There are five workshops, and they are described below.  One of them, “Machine Learning in the Computational Humanities,” will be offered on Friday afternoon, October 24. The remaining four will be scheduled on Saturday, October 25. The workshops will be equally available to TEI and DHCS attendees. Applications will be handled on a first-come/first-serve basis.

Register for a workshop by sending  an email to, with the subject line “Register | {name of workshop}”. Please be sure to include your full name and, if applicable, institutional affiliation.

Registration for the TAPAS workshop has closed.

Using and Customizing TEI Boilerplate

John Walsh (Indiana)

Saturday, October 25, 9am to noon. Place TBA

An introduction to  TEI Boilerplate, a practical and no-nonsense system for publishing TEI documents on the Web.

Full description of workshop

TAPAS: TEI Archiving Publishing and Access Service

Syd Bauman, Benjamin Doyle, Julia Flanders (Northeastern University)

Saturday, October 25, 9:00 – 17:00.  Place TBA

A roll-out of the TAPAS project, a service for scholars and other creators of TEI data who need a place to publish their materials in different forms and ensure it remains accessible over time. The goal of TAPAS is to provide TEI publishing and repository services at low cost to those who lack institutional resources: faculty, students, librarians, archivists, teachers, and anyone else with TEI data who wants to store, share, and publish it.

To register, send an email to, with the subject line: Register | October 2014 TAPAS Workshop. Please be sure to include your full name and, if applicable, institutional affiliation.

Full description of workshop

An introduction to TEI’s ODD: One Document Does it All

Lou Burnard,  Sebastian Rahtz (Oxford)

Saturday, October 25, 9 :00 – 17:00 .  Place TBA

A general and hands-on introduction to the TEI’s  “literate programming” method of documentation.

Full description of workshop

The Music Encoding Initiative: a one-day survey

Perry Roland (Virginia) and Laurent Pugin (Répertoire International des Sources Musicales (RISM))

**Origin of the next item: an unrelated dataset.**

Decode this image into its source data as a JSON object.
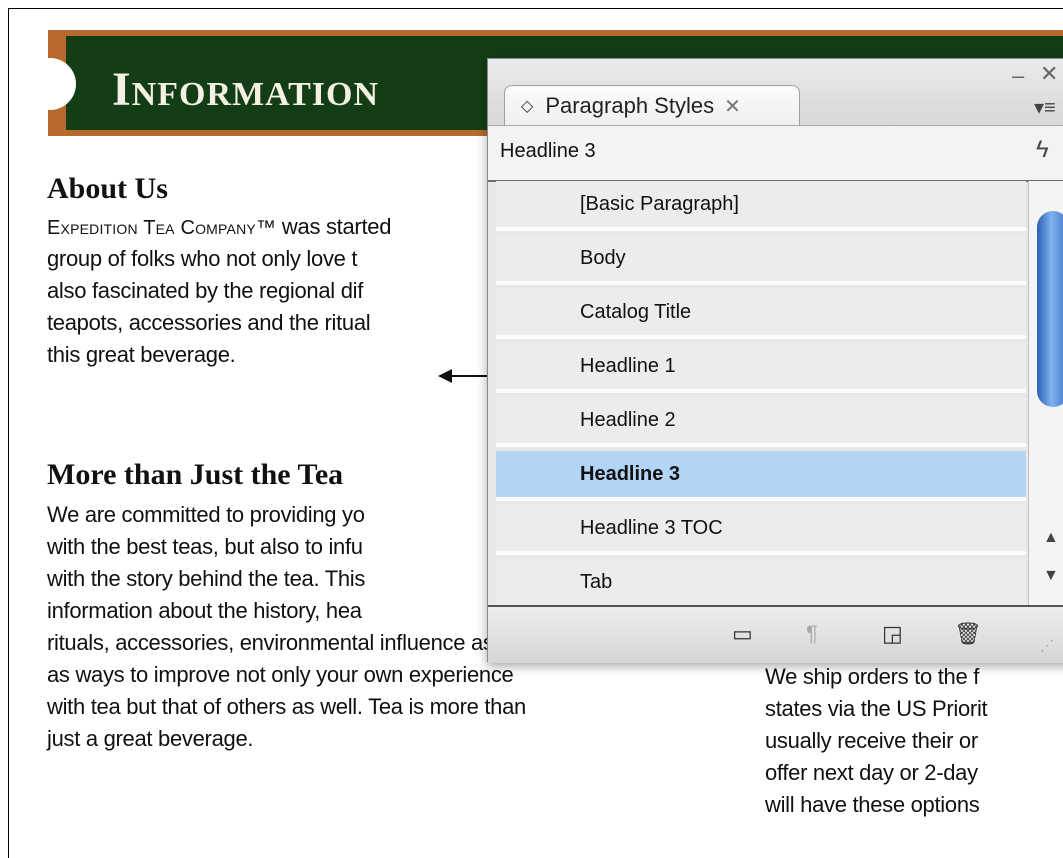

Saturday, October 25, 9:00 – 17:00. Place TBA

Perry Roland, a librarian at the University of Virginia, is the inventor of MEI, the musical cousin of the TEI. He will be joined by the co-director of the Swiss RISM in giving  an overview of MEI, about whose history you can find out more at

Full description of workshop

Machine Learning for the Computational Humanities

David Bamman
School of Computer Science, Carnegie Mellon University

Friday, October 24, 13:00 – 17:00 Place TBA

Machine learning is a branch of computer science that helps drive much of the exciting work in the computational corners of the humanities and social sciences; its methods underlie topic models, classifiers, clustering algorithms, syntactic parsers and named entity recognizers (among much more).  A variety of tools like MALLET and Weka have made the application of machine learning techniques widespread, but it’s easy to see them as black boxes; the goal of this tutorial is to break open these boxes and have a look inside.
We’ll survey a range of existing methods in machine learning, and answer the following questions for each one:
* What’s the basic intuition behind it?
* What assumptions does it make about the world (or the data)?
* Why would we prefer this method over others?
* What tools can we use to implement this method?
* How might you use this method for research in the humanities?
Machine learning techniques that we’ll cover include:
* Topic modeling and other probabilistic graphical models
* Classification methods (Logistic regression, Naive Bayes, CRFs, HMMs etc.)
* Clustering (EM, K-means, hierarchical clustering)
* Representation learning (including “deep learning”)
* Supervised vs. unsupervised learning
By the end of the tutorial, participants will be able to explain how each of these methods works from a high-level perspective, understand what is a good (and bad) time to apply each one, and know where to go for more information.  No prior computational background is required. This tutorial is free and open to the public.
David Bamman is a PhD student in Computer Science at Carnegie Mellon University.  His research applies natural language processing and machine learning to empirical questions in the humanities and social sciences, including modeling linguistic variation (ACL 2014, Journal of Sociolinguistics 2014), inferring character types in movie plot summaries (ACL 2013) and novels (ACL 2014), inferring social rank in an Old Assyrian trade network (DH 2013) and detecting censorship in Chinese social media (First Monday 2012).  David designed and co-taught an interdisciplinary (English/Computer Science) course at CMU on “Digital Literary and Cultural Studies,” for which he received Carnegie Mellon’s 2014 Alan J. Perlis Graduate Student Teaching Award.  Prior to CMU, David was a senior researcher at the Perseus Project.